R1(config)#route-map TAG deny 10
R1(config-route-map)#match tag 1
R1(config)#route-map TAG permit 20
R1(config-route-map)#set tag 1
Basically this method allows R3 and R4 to get all the traffic that needs to be redistributed but it keeps other issues from happening.
The only curious thing is that it still shows up with the TAG even though its denied. I would have thought since it was Denied it would not show up in the routing table but it seems to show up in the route even though its denied. Else if that was not the case we would not be seeing the TAG 1 and we know where it comes from because the IP route x.x.x.x tells us its path.
so using Follow the Path trouble shooting that says that must be the case?
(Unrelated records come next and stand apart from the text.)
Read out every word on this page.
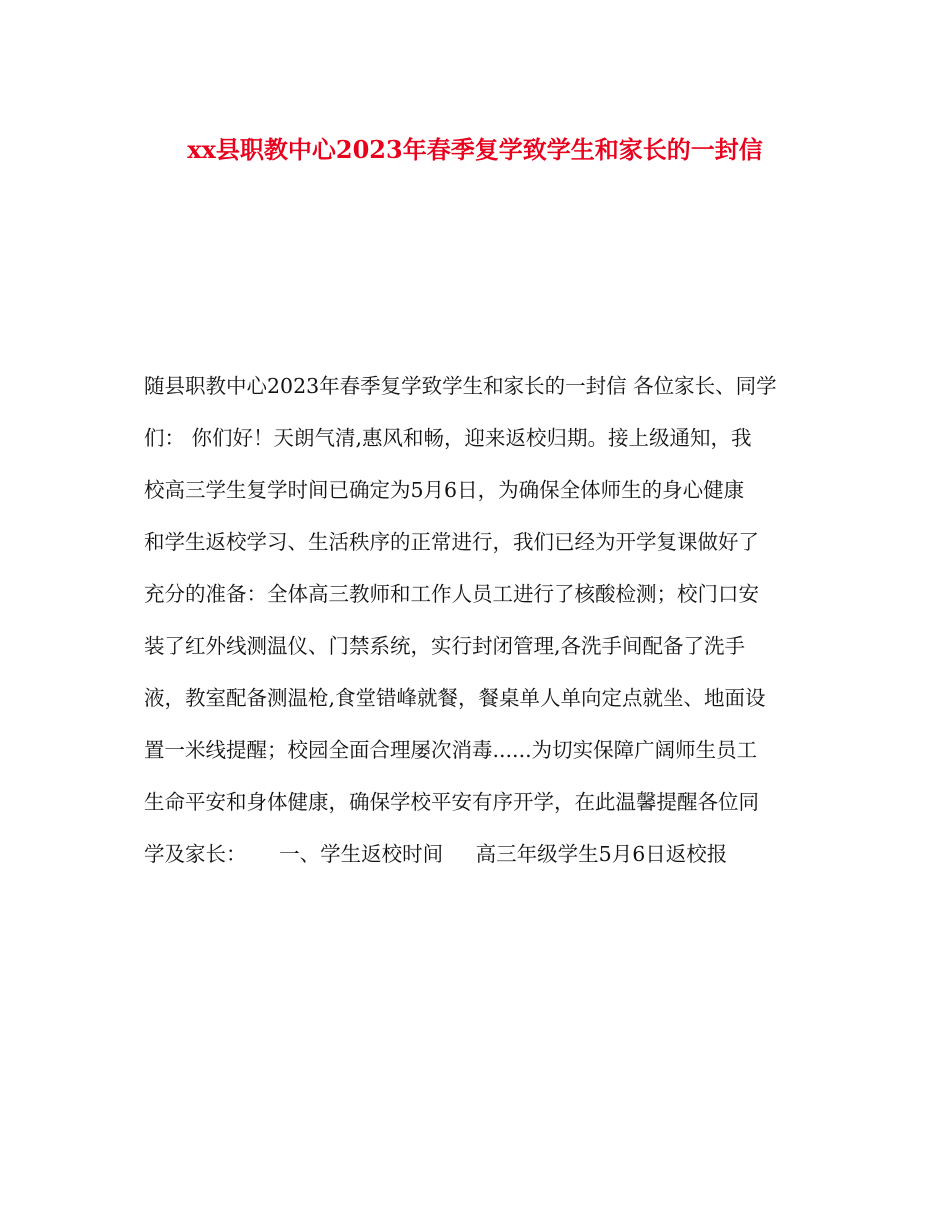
xx县职教中心2023年春季复学致学生和家长的一封信
随县职教中心2023年春季复学致学生和家长的一封信 各位家长、同学
们： 你们好！天朗气清,惠风和畅，迎来返校归期。接上级通知，我
校高三学生复学时间已确定为5月6日，为确保全体师生的身心健康
和学生返校学习、生活秩序的正常进行，我们已经为开学复课做好了
充分的准备：全体高三教师和工作人员工进行了核酸检测；校门口安
装了红外线测温仪、门禁系统，实行封闭管理,各洗手间配备了洗手
液，教室配备测温枪,食堂错峰就餐，餐桌单人单向定点就坐、地面设
置一米线提醒；校园全面合理屡次消毒......为切实保障广阔师生员工
生命平安和身体健康，确保学校平安有序开学，在此温馨提醒各位同
学及家长：     一、学生返校时间     高三年级学生5月6日返校报
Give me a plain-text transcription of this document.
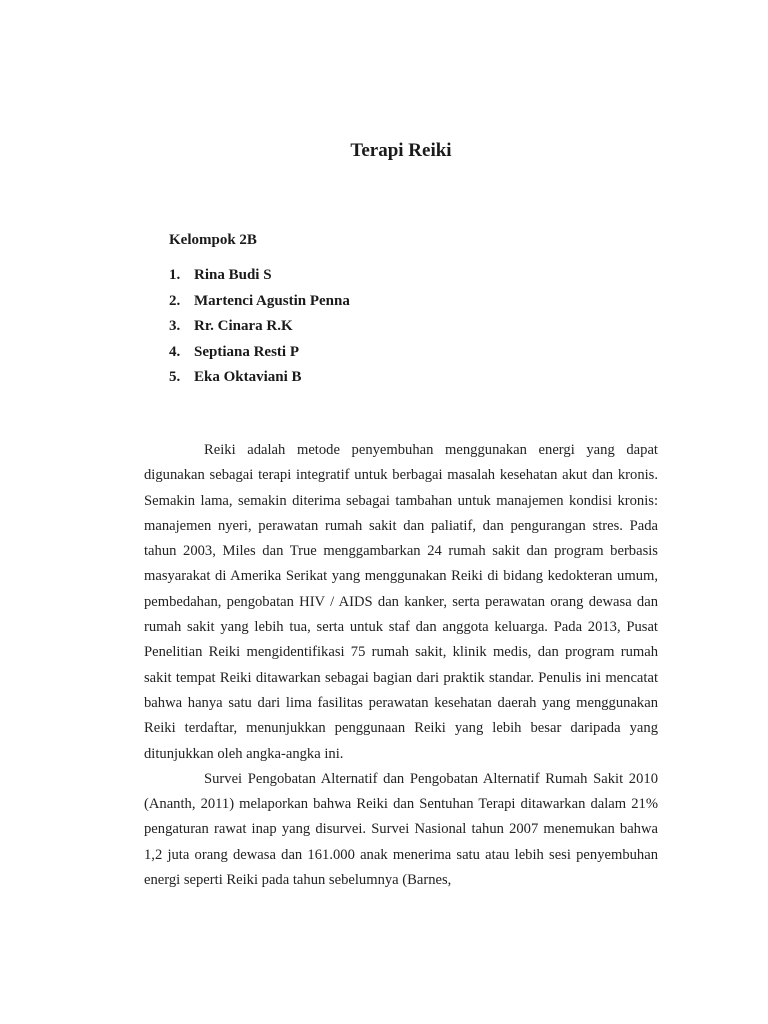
Terapi Reiki
Kelompok 2B
1. Rina Budi S
2. Martenci Agustin Penna
3. Rr. Cinara R.K
4. Septiana Resti P
5. Eka Oktaviani B

Reiki adalah metode penyembuhan menggunakan energi yang dapat digunakan sebagai terapi integratif untuk berbagai masalah kesehatan akut dan kronis. Semakin lama, semakin diterima sebagai tambahan untuk manajemen kondisi kronis: manajemen nyeri, perawatan rumah sakit dan paliatif, dan pengurangan stres. Pada tahun 2003, Miles dan True menggambarkan 24 rumah sakit dan program berbasis masyarakat di Amerika Serikat yang menggunakan Reiki di bidang kedokteran umum, pembedahan, pengobatan HIV / AIDS dan kanker, serta perawatan orang dewasa dan rumah sakit yang lebih tua, serta untuk staf dan anggota keluarga. Pada 2013, Pusat Penelitian Reiki mengidentifikasi 75 rumah sakit, klinik medis, dan program rumah sakit tempat Reiki ditawarkan sebagai bagian dari praktik standar. Penulis ini mencatat bahwa hanya satu dari lima fasilitas perawatan kesehatan daerah yang menggunakan Reiki terdaftar, menunjukkan penggunaan Reiki yang lebih besar daripada yang ditunjukkan oleh angka-angka ini.

Survei Pengobatan Alternatif dan Pengobatan Alternatif Rumah Sakit 2010 (Ananth, 2011) melaporkan bahwa Reiki dan Sentuhan Terapi ditawarkan dalam 21% pengaturan rawat inap yang disurvei. Survei Nasional tahun 2007 menemukan bahwa 1,2 juta orang dewasa dan 161.000 anak menerima satu atau lebih sesi penyembuhan energi seperti Reiki pada tahun sebelumnya (Barnes,
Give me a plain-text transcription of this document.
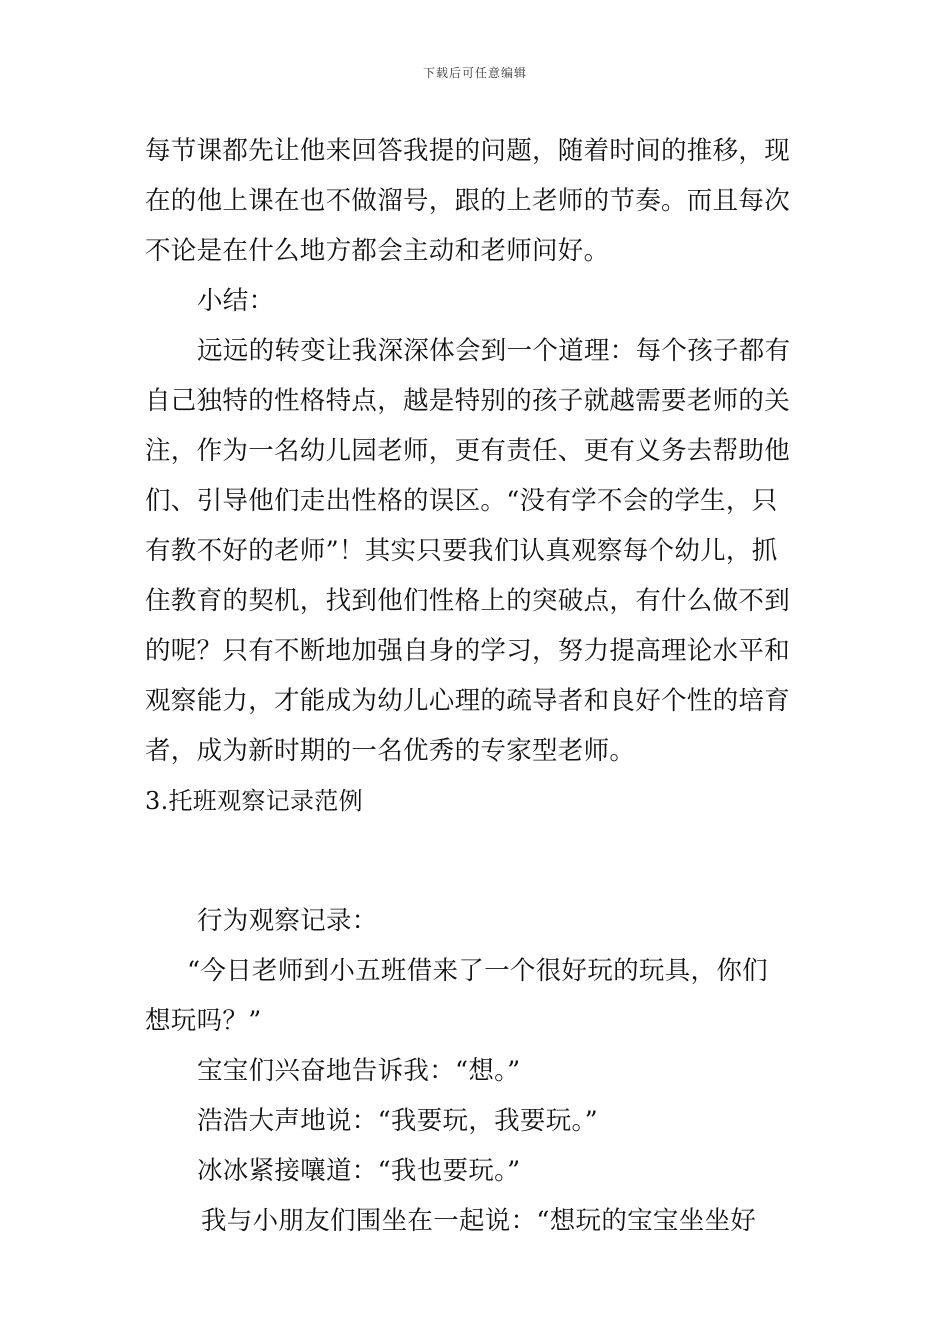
下载后可任意编辑
每节课都先让他来回答我提的问题，随着时间的推移，现
在的他上课在也不做溜号，跟的上老师的节奏。而且每次
不论是在什么地方都会主动和老师问好。
小结：
远远的转变让我深深体会到一个道理：每个孩子都有
自己独特的性格特点，越是特别的孩子就越需要老师的关
注，作为一名幼儿园老师，更有责任、更有义务去帮助他
们、引导他们走出性格的误区。“没有学不会的学生，只
有教不好的老师”！其实只要我们认真观察每个幼儿，抓
住教育的契机，找到他们性格上的突破点，有什么做不到
的呢？只有不断地加强自身的学习，努力提高理论水平和
观察能力，才能成为幼儿心理的疏导者和良好个性的培育
者，成为新时期的一名优秀的专家型老师。
3.托班观察记录范例
行为观察记录：
“今日老师到小五班借来了一个很好玩的玩具，你们
想玩吗？”
宝宝们兴奋地告诉我：“想。”
浩浩大声地说：“我要玩，我要玩。”
冰冰紧接嚷道：“我也要玩。”
我与小朋友们围坐在一起说：“想玩的宝宝坐坐好
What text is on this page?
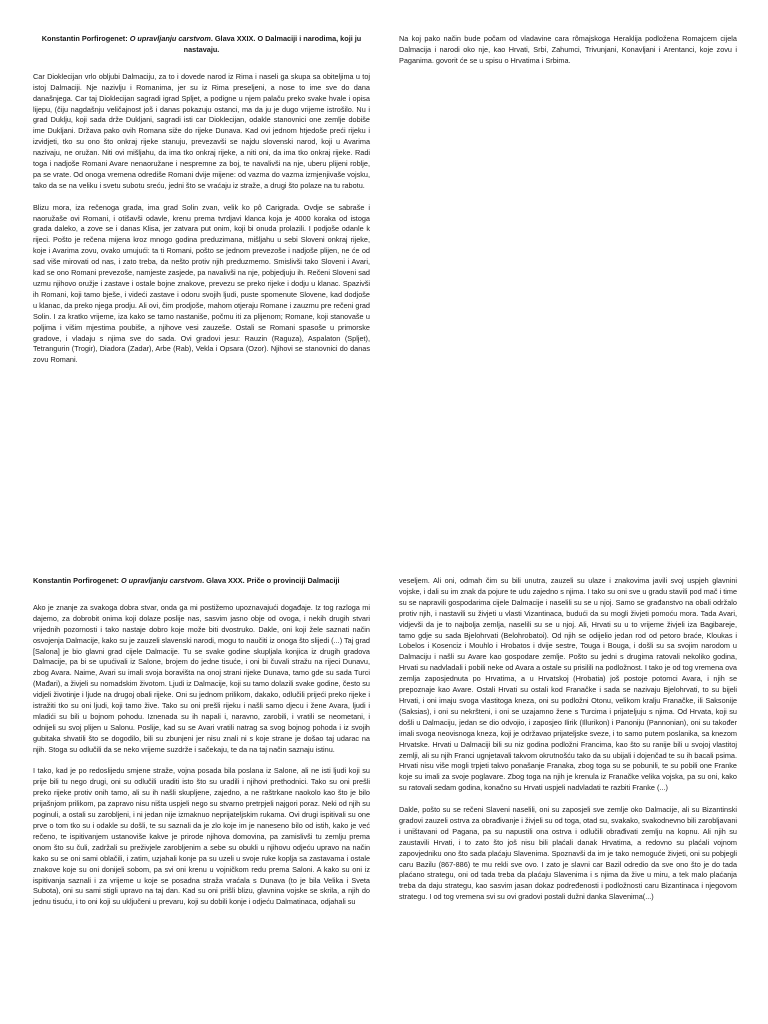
Konstantin Porfirogenet: O upravljanju carstvom. Glava XXIX. O Dalmaciji i narodima, koji ju nastavaju.

Car Dioklecijan vrlo obljubi Dalmaciju, za to i dovede narod iz Rima i naseli ga skupa sa obiteljima u toj istoj Dalmaciji. Nje nazivlju i Romanima, jer su iz Rima preseljeni, a nose to ime sve do dana današnjega. Car taj Dioklecijan sagradi igrad Spljet, a podigne u njem palaču preko svake hvale i opisa lijepu, (čiju nagdašnju veličajnost još i danas pokazuju ostanci, ma da ju je dugo vrijeme istrošilo. Nu i grad Duklju, koji sada drže Dukljani, sagradi isti car Dioklecijan, odakle stanovnici one zemlje dobiše ime Dukljani. Država pako ovih Romana siže do rijeke Dunava. Kad ovi jednom htjedoše preći rijeku i izvidjeti, tko su ono što onkraj rijeke stanuju, prevezavši se najdu slovenski narod, koji u Avarima nazivaju, ne oružan. Niti ovi mišljahu, da ima tko onkraj rijeke, a niti oni, da ima tko onkraj rijeke. Radi toga i nadjoše Romani Avare nenaoružane i nespremne za boj, te navalivši na nje, uberu plijeni roblje, pa se vrate. Od onoga vremena odrediše Romani dvije mijene: od vazma do vazma izmjenjivaše vojsku, tako da se na veliku i svetu subotu sreću, jedni što se vraćaju iz straže, a drugi što polaze na tu rabotu.

Blizu mora, iza rečenoga grada, ima grad Solin zvan, velik ko pô Carigrada. Ovdje se sabraše i naoružaše ovi Romani, i otišavši odavle, krenu prema tvrdjavi klanca koja je 4000 koraka od istoga grada daleko, a zove se i danas Klisa, jer zatvara put onim, koji bi onuda prolazili. I podjoše odanle k rijeci. Pošto je rečena mijena kroz mnogo godina preduzimana, mišljahu u sebi Sloveni onkraj rijeke, koje i Avarima zovu, ovako umujući: ta ti Romani, pošto se jednom prevezoše i nadjoše plijen, ne će od sad više mirovati od nas, i zato treba, da nešto protiv njih preduzmemo. Smislivši tako Sloveni i Avari, kad se ono Romani prevezoše, namjeste zasjede, pa navalivši na nje, pobjedjuju ih. Rečeni Sloveni sad uzmu njihovo oružje i zastave i ostale bojne znakove, prevezu se preko rijeke i dodju u klanac. Spazivši ih Romani, koji tamo bješe, i videći zastave i odoru svojih ljudi, puste spomenute Slovene, kad dodjoše u klanac, da preko njega prodju. Ali ovi, čim prodjoše, mahom otjeraju Romane i zauzmu pre rečeni grad Solin. I za kratko vrijeme, iza kako se tamo nastaniše, počmu iti za plijenom; Romane, koji stanovaše u poljima i višim mjestima poubiše, a njihove vesi zauzeše. Ostali se Romani spasoše u primorske gradove, i vladaju s njima sve do sada. Ovi gradovi jesu: Rauzin (Raguza), Aspalaton (Spljet), Tetrangurin (Trogir), Diadora (Zadar), Arbe (Rab), Vekla i Opsara (Ozor). Njihovi se stanovnici do danas zovu Romani.

Na koj pako način bude počam od vladavine cara rômajskoga Heraklija podložena Romajcem cijela Dalmacija i narodi oko nje, kao Hrvati, Srbi, Zahumci, Trivunjani, Konavljani i Arentanci, koje zovu i Paganima. govorit će se u spisu o Hrvatima i Srbima.

Konstantin Porfirogenet: O upravljanju carstvom. Glava XXX. Priče o provinciji Dalmaciji

Ako je znanje za svakoga dobra stvar, onda ga mi postižemo upoznavajući događaje. Iz tog razloga mi dajemo, za dobrobit onima koji dolaze poslije nas, sasvim jasno obje od ovoga, i nekih drugih stvari vrijednih pozornosti i tako nastaje dobro koje može biti dvostruko. Dakle, oni koji žele saznati način osvojenja Dalmacije, kako su je zauzeli slavenski narodi, mogu to naučiti iz onoga što slijedi (...) Taj grad [Salona] je bio glavni grad cijele Dalmacije. Tu se svake godine skupljala konjica iz drugih gradova Dalmacije, pa bi se upućivali iz Salone, brojem do jedne tisuće, i oni bi čuvali stražu na rijeci Dunavu, zbog Avara. Naime, Avari su imali svoja boravišta na onoj strani rijeke Dunava, tamo gde su sada Turci (Mađari), a živjeli su nomadskim životom. Ljudi iz Dalmacije, koji su tamo dolazili svake godine, često su vidjeli životinje i ljude na drugoj obali rijeke. Oni su jednom prilikom, dakako, odlučili prijeći preko rijeke i istražiti tko su oni ljudi, koji tamo žive. Tako su oni prešli rijeku i našli samo djecu i žene Avara, ljudi i mladići su bili u bojnom pohodu. Iznenada su ih napali i, naravno, zarobili, i vratili se neometani, i odnijeli su svoj plijen u Salonu. Poslije, kad su se Avari vratili natrag sa svog bojnog pohoda i iz svojih gubitaka shvatili što se dogodilo, bili su zbunjeni jer nisu znali ni s koje strane je došao taj udarac na njih. Stoga su odlučili da se neko vrijeme suzdrže i sačekaju, te da na taj način saznaju istinu.

I tako, kad je po redoslijedu smjene straže, vojna posada bila poslana iz Salone, ali ne isti ljudi koji su prije bili tu nego drugi, oni su odlučili uraditi isto što su uradili i njihovi prethodnici. Tako su oni prešli preko rijeke protiv onih tamo, ali su ih našli skupljene, zajedno, a ne raštrkane naokolo kao što je bilo prijašnjom prilikom, pa zapravo nisu ništa uspjeli nego su stvarno pretrpjeli najgori poraz. Neki od njih su poginuli, a ostali su zarobljeni, i ni jedan nije izmaknuo neprijateljskim rukama. Ovi drugi ispitivali su one prve o tom tko su i odakle su došli, te su saznali da je zlo koje im je naneseno bilo od istih, kako je već rečeno, te ispitivanjem ustanoviše kakve je prirode njihova domovina, pa zamislivši tu zemlju prema onom što su čuli, zadržali su preživjele zarobljenim a sebe su obukli u njihovu odjeću upravo na način kako su se oni sami oblačili, i zatim, uzjahali konje pa su uzeli u svoje ruke koplja sa zastavama i ostale znakove koje su oni donijeli sobom, pa svi oni krenu u vojničkom redu prema Saloni. A kako su oni iz ispitivanja saznali i za vrijeme u koje se posadna straža vraćala s Dunava (to je bila Velika i Sveta Subota), oni su sami stigli upravo na taj dan. Kad su oni prišli blizu, glavnina vojske se skrila, a njih do jednu tisuću, i to oni koji su uključeni u prevaru, koji su dobili konje i odjeću Dalmatinaca, odjahali su

veseljem. Ali oni, odmah čim su bili unutra, zauzeli su ulaze i znakovima javili svoj uspjeh glavnini vojske, i dali su im znak da pojure te udu zajedno s njima. I tako su oni sve u gradu stavili pod mač i time su se napravili gospodarima cijele Dalmacije i naselili su se u njoj. Samo se građanstvo na obali održalo protiv njih, i nastavili su živjeti u vlasti Vizantinaca, budući da su mogli živjeti pomoću mora. Tada Avari, vidjevši da je to najbolja zemlja, naselili su se u njoj. Ali, Hrvati su u to vrijeme živjeli iza Bagibareje, tamo gdje su sada Bjelohrvati (Belohrobatoi). Od njih se odijelio jedan rod od petoro braće, Kloukas i Lobelos i Kosenciz i Mouhlo i Hrobatos i dvije sestre, Touga i Bouga, i došli su sa svojim narodom u Dalmaciju i našli su Avare kao gospodare zemlje. Pošto su jedni s drugima ratovali nekoliko godina, Hrvati su nadvladali i pobili neke od Avara a ostale su prisilili na podložnost. I tako je od tog vremena ova zemlja zaposjednuta po Hrvatima, a u Hrvatskoj (Hrobatia) još postoje potomci Avara, i njih se prepoznaje kao Avare. Ostali Hrvati su ostali kod Franačke i sada se nazivaju Bjelohrvati, to su bijeli Hrvati, i oni imaju svoga vlastitoga kneza, oni su podložni Otonu, velikom kralju Franačke, ili Saksonije (Saksias), i oni su nekršteni, i oni se uzajamno žene s Turcima i prijateljuju s njima. Od Hrvata, koji su došli u Dalmaciju, jedan se dio odvojio, i zaposjeo Ilirik (Illurikon) i Panoniju (Pannonian), oni su također imali svoga neovisnoga kneza, koji je održavao prijateljske sveze, i to samo putem poslanika, sa knezom Hrvatske. Hrvati u Dalmaciji bili su niz godina podložni Francima, kao što su ranije bili u svojoj vlastitoj zemlji, ali su njih Franci ugnjetavali takvom okrutnošću tako da su ubijali i dojenčad te su ih bacali psima. Hrvati nisu više mogli trpjeti takvo ponašanje Franaka, zbog toga su se pobunili, te su pobili one Franke koje su imali za svoje poglavare. Zbog toga na njih je krenula iz Franačke velika vojska, pa su oni, kako su ratovali sedam godina, konačno su Hrvati uspjeli nadvladati te razbiti Franke (...)

Dakle, pošto su se rečeni Slaveni naselili, oni su zaposjeli sve zemlje oko Dalmacije, ali su Bizantinski gradovi zauzeli ostrva za obrađivanje i živjeli su od toga, otad su, svakako, svakodnevno bili zarobljavani i uništavani od Pagana, pa su napustili ona ostrva i odlučili obrađivati zemlju na kopnu. Ali njih su zaustavili Hrvati, i to zato što još nisu bili plaćali danak Hrvatima, a redovno su plaćali vojnom zapovjedniku ono što sada plaćaju Slavenima. Spoznavši da im je tako nemoguće živjeti, oni su pobjegli caru Bazilu (867-886) te mu rekli sve ovo. I zato je slavni car Bazil odredio da sve ono što je do tada plaćano strategu, oni od tada treba da plaćaju Slavenima i s njima da žive u miru, a tek malo plaćanja treba da daju strategu, kao sasvim jasan dokaz podređenosti i podložnosti caru Bizantinaca i njegovom strategu. I od tog vremena svi su ovi gradovi postali dužni danka Slavenima(...)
If I have this wrong please let me know.
I agree 100%, it’s on the to-do list to improve this lesson. The topology you created in GNS3 is the best topology to test redistribution scenarios where you have the risk of getting routes from A > B and back into A.
We only deny redistributing the route that has the tag…not “installing” the route in the routing table. That still happens
In your topology, R1 will redistribute 192.168.1.0/24 from B > A and adds the “1” tag.
R2 sees the redistributed 192.168.1.0/24 route. It might even install it if the AD is lower but it will not redistribute it from A > B.